Second, only those miners who produce silver as a by-product have been seen in the hedging. 

Bankers say large-scale hedging remains some way off for miners who produce gold and silver as their main product (called "primary producers") such as Barrick Gold, AngloGold and Newmont in gold and Fresnillo, Pan American Silver and Hochschild in silver. 

The reason? Shareholders remain resolutely opposed, burnt by years of bitter experience in which mining equities underperformed gold and silver prices because of bad hedging. 

William Tankard, senior analyst at precious metals consultancy GFMS, says investors in primary gold and silver producers are "often looking for a leveraged play" on price increases in the metals and so would "face a great deal of pressure not to hedge from their shareholders". 

Evy Hambro, co-head of natural resources at BlackRock, one of the largest institutional investors in the mining sector, confirms that view. 

"With regards to hedging we as a general rule do not like companies doing it as we can do it ourselves," he says. 

Bankers and consultants say gold and silver miners are aware that, when prices make a decisive move south, they will need to think again about hedging. 

But until then, their hands are tied. 

"Miners are under pressure to not hedge, which in the good times is fair enough," says David Wilson, metals analyst at Société Générale. 

"But to all intents and purposes, shareholders are not letting mining companies manage a mining company as they see fit." 

For the time being, the bulk of hedging is likely to come from miners that produce precious metals as a by-product, bankers say. 

The implication is bearish for silver, since 70 per cent of the metal is produced in conjunction with other metals. 

Raymond Key, head of metals trading at Deutsche Bank, says: "Given that most silver is produced as a by-product and where the price is, the whole theme of by-product hedging is definitely back." 

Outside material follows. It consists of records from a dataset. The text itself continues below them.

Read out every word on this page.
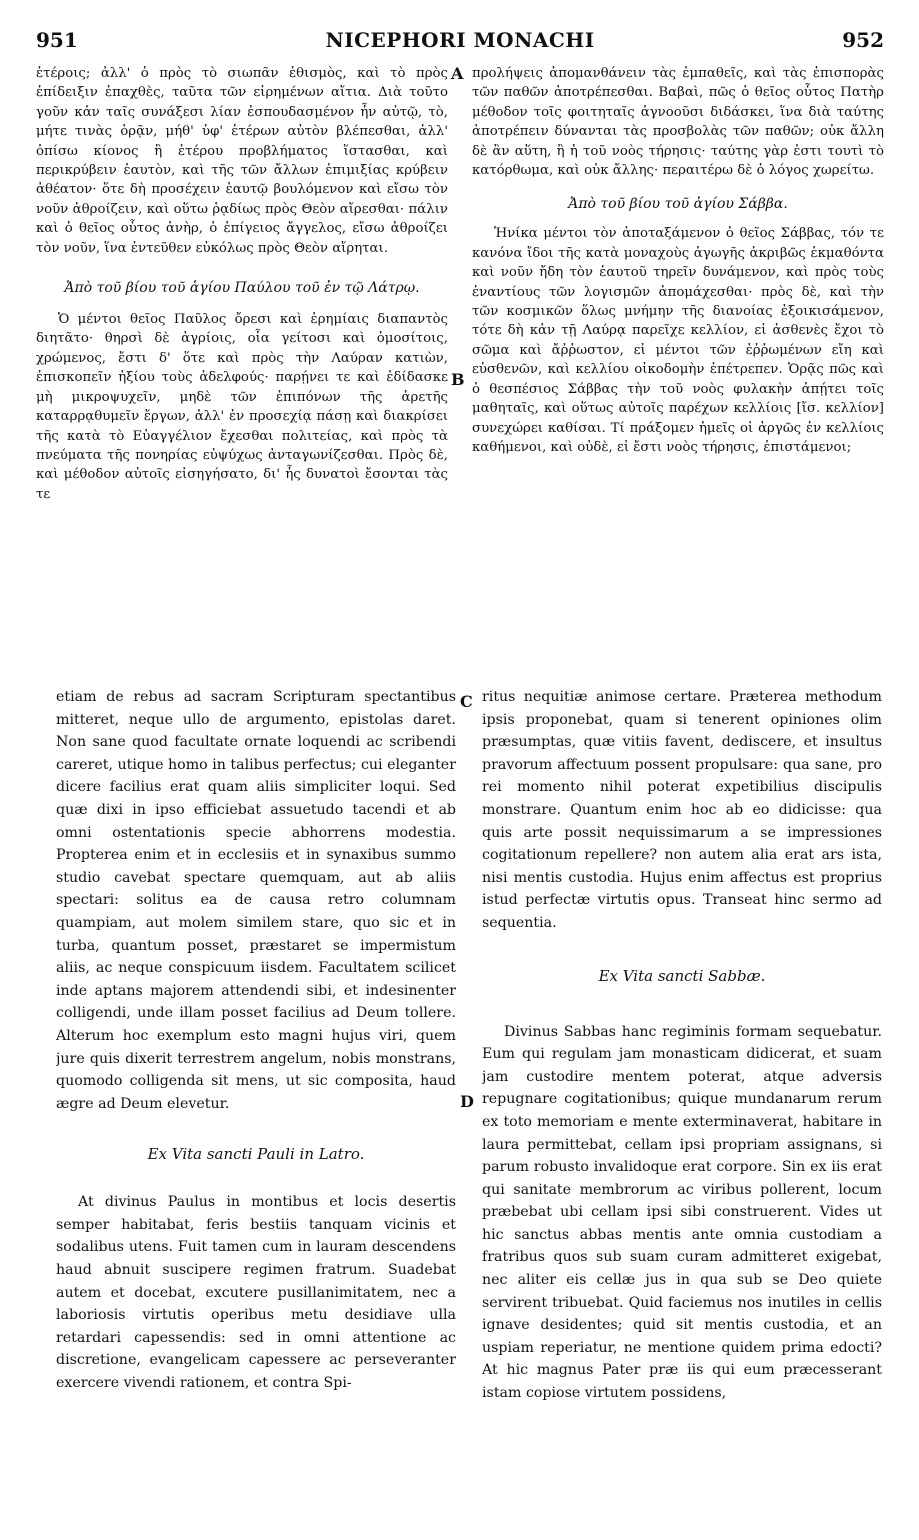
951	NICEPHORI MONACHI	952

ἑτέροις; ἀλλ' ὁ πρὸς τὸ σιωπᾶν ἐθισμὸς, καὶ τὸ πρὸς ἐπίδειξιν ἐπαχθὲς, ταῦτα τῶν εἰρημένων αἴτια. Διὰ τοῦτο γοῦν κἀν ταῖς συνάξεσι λίαν ἐσπουδασμένον ἦν αὐτῷ, τὸ, μήτε τινὰς ὁρᾷν, μήθ' ὑφ' ἑτέρων αὐτὸν βλέπεσθαι, ἀλλ' ὀπίσω κίονος ἢ ἑτέρου προβλήματος ἵστασθαι, καὶ περικρύβειν ἑαυτὸν, καὶ τῆς τῶν ἄλλων ἐπιμιξίας κρύβειν ἀθέατον· ὅτε δὴ προσέχειν ἑαυτῷ βουλόμενον καὶ εἴσω τὸν νοῦν ἀθροίζειν, καὶ οὕτω ῥᾳδίως πρὸς Θεὸν αἴρεσθαι· πάλιν καὶ ὁ θεῖος οὗτος ἀνὴρ, ὁ ἐπίγειος ἄγγελος, εἴσω ἀθροίζει τὸν νοῦν, ἵνα ἐντεῦθεν εὐκόλως πρὸς Θεὸν αἴρηται.

Ἀπὸ τοῦ βίου τοῦ ἁγίου Παύλου τοῦ ἐν τῷ Λάτρῳ.

Ὁ μέντοι θεῖος Παῦλος ὄρεσι καὶ ἐρημίαις διαπαντὸς διητᾶτο· θηρσὶ δὲ ἀγρίοις, οἷα γείτοσι καὶ ὁμοσίτοις, χρώμενος, ἔστι δ' ὅτε καὶ πρὸς τὴν Λαύραν κατιὼν, ἐπισκοπεῖν ἠξίου τοὺς ἀδελφούς· παρῄνει τε καὶ ἐδίδασκε μὴ μικροψυχεῖν, μηδὲ τῶν ἐπιπόνων τῆς ἀρετῆς καταρρᾳθυμεῖν ἔργων, ἀλλ' ἐν προσεχίᾳ πάσῃ καὶ διακρίσει τῆς κατὰ τὸ Εὐαγγέλιον ἔχεσθαι πολιτείας, καὶ πρὸς τὰ πνεύματα τῆς πονηρίας εὐψύχως ἀνταγωνίζεσθαι. Πρὸς δὲ, καὶ μέθοδον αὐτοῖς εἰσηγήσατο, δι' ἧς δυνατοὶ ἔσονται τὰς τε

προλήψεις ἀπομανθάνειν τὰς ἐμπαθεῖς, καὶ τὰς ἐπισπορὰς τῶν παθῶν ἀποτρέπεσθαι. Βαβαὶ, πῶς ὁ θεῖος οὗτος Πατὴρ μέθοδον τοῖς φοιτηταῖς ἀγνοοῦσι διδάσκει, ἵνα διὰ ταύτης ἀποτρέπειν δύνανται τὰς προσβολὰς τῶν παθῶν; οὐκ ἄλλη δὲ ἂν αὕτη, ἢ ἡ τοῦ νοὸς τήρησις· ταύτης γὰρ ἐστι τουτὶ τὸ κατόρθωμα, καὶ οὐκ ἄλλης· περαιτέρω δὲ ὁ λόγος χωρείτω.

Ἀπὸ τοῦ βίου τοῦ ἁγίου Σάββα.

Ἡνίκα μέντοι τὸν ἀποταξάμενον ὁ θεῖος Σάββας, τόν τε κανόνα ἴδοι τῆς κατὰ μοναχοὺς ἀγωγῆς ἀκριβῶς ἐκμαθόντα καὶ νοῦν ἤδη τὸν ἑαυτοῦ τηρεῖν δυνάμενον, καὶ πρὸς τοὺς ἐναντίους τῶν λογισμῶν ἀπομάχεσθαι· πρὸς δὲ, καὶ τὴν τῶν κοσμικῶν ὅλως μνήμην τῆς διανοίας ἐξοικισάμενον, τότε δὴ κἀν τῇ Λαύρᾳ παρεῖχε κελλίον, εἰ ἀσθενὲς ἔχοι τὸ σῶμα καὶ ἄῤῥωστον, εἰ μέντοι τῶν ἐῤῥωμένων εἴη καὶ εὐσθενῶν, καὶ κελλίου οἰκοδομὴν ἐπέτρεπεν. Ὁρᾷς πῶς καὶ ὁ θεσπέσιος Σάββας τὴν τοῦ νοὸς φυλακὴν ἀπῄτει τοῖς μαθηταῖς, καὶ οὕτως αὐτοῖς παρέχων κελλίοις [ἴσ. κελλίον] συνεχώρει καθίσαι. Τί πράξομεν ἡμεῖς οἱ ἀργῶς ἐν κελλίοις καθήμενοι, καὶ οὐδὲ, εἰ ἔστι νοὸς τήρησις, ἐπιστάμενοι;

etiam de rebus ad sacram Scripturam spectantibus mitteret, neque ullo de argumento, epistolas daret. Non sane quod facultate ornate loquendi ac scribendi careret, utique homo in talibus perfectus; cui eleganter dicere facilius erat quam aliis simpliciter loqui. Sed quæ dixi in ipso efficiebat assuetudo tacendi et ab omni ostentationis specie abhorrens modestia. Propterea enim et in ecclesiis et in synaxibus summo studio cavebat spectare quemquam, aut ab aliis spectari: solitus ea de causa retro columnam quampiam, aut molem similem stare, quo sic et in turba, quantum posset, præstaret se impermistum aliis, ac neque conspicuum iisdem. Facultatem scilicet inde aptans majorem attendendi sibi, et indesinenter colligendi, unde illam posset facilius ad Deum tollere. Alterum hoc exemplum esto magni hujus viri, quem jure quis dixerit terrestrem angelum, nobis monstrans, quomodo colligenda sit mens, ut sic composita, haud ægre ad Deum elevetur.

Ex Vita sancti Pauli in Latro.

At divinus Paulus in montibus et locis desertis semper habitabat, feris bestiis tanquam vicinis et sodalibus utens. Fuit tamen cum in lauram descendens haud abnuit suscipere regimen fratrum. Suadebat autem et docebat, excutere pusillanimitatem, nec a laboriosis virtutis operibus metu desidiave ulla retardari capessendis: sed in omni attentione ac discretione, evangelicam capessere ac perseveranter exercere vivendi rationem, et contra Spi-

ritus nequitiæ animose certare. Præterea methodum ipsis proponebat, quam si tenerent opiniones olim præsumptas, quæ vitiis favent, dediscere, et insultus pravorum affectuum possent propulsare: qua sane, pro rei momento nihil poterat expetibilius discipulis monstrare. Quantum enim hoc ab eo didicisse: qua quis arte possit nequissimarum a se impressiones cogitationum repellere? non autem alia erat ars ista, nisi mentis custodia. Hujus enim affectus est proprius istud perfectæ virtutis opus. Transeat hinc sermo ad sequentia.

Ex Vita sancti Sabbæ.

Divinus Sabbas hanc regiminis formam sequebatur. Eum qui regulam jam monasticam didicerat, et suam jam custodire mentem poterat, atque adversis repugnare cogitationibus; quique mundanarum rerum ex toto memoriam e mente exterminaverat, habitare in laura permittebat, cellam ipsi propriam assignans, si parum robusto invalidoque erat corpore. Sin ex iis erat qui sanitate membrorum ac viribus pollerent, locum præbebat ubi cellam ipsi sibi construerent. Vides ut hic sanctus abbas mentis ante omnia custodiam a fratribus quos sub suam curam admitteret exigebat, nec aliter eis cellæ jus in qua sub se Deo quiete servirent tribuebat. Quid faciemus nos inutiles in cellis ignave desidentes; quid sit mentis custodia, et an uspiam reperiatur, ne mentione quidem prima edocti? At hic magnus Pater præ iis qui eum præcesserant istam copiose virtutem possidens,

A
B
C
D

Editor’s note: This article is quite selective and ignores the primary economic fundamentals of the silver market especially concerning supply and demand with huge demand, both industrial and investment, being seen in China, wider Asia and internationally. Mines that hedge their silver production forward (by selling in the futures market) are at risk of incurring sharp losses should the silver price rise to its 1980 nominal high of $50/oz or higher. The nominal high of more than 30 years ago will likely be reached given the current global macroeconomic situation of geopolitical instability, rising inflation, negative real interest rates and global currency debasement and given the tiny size of the physical silver market.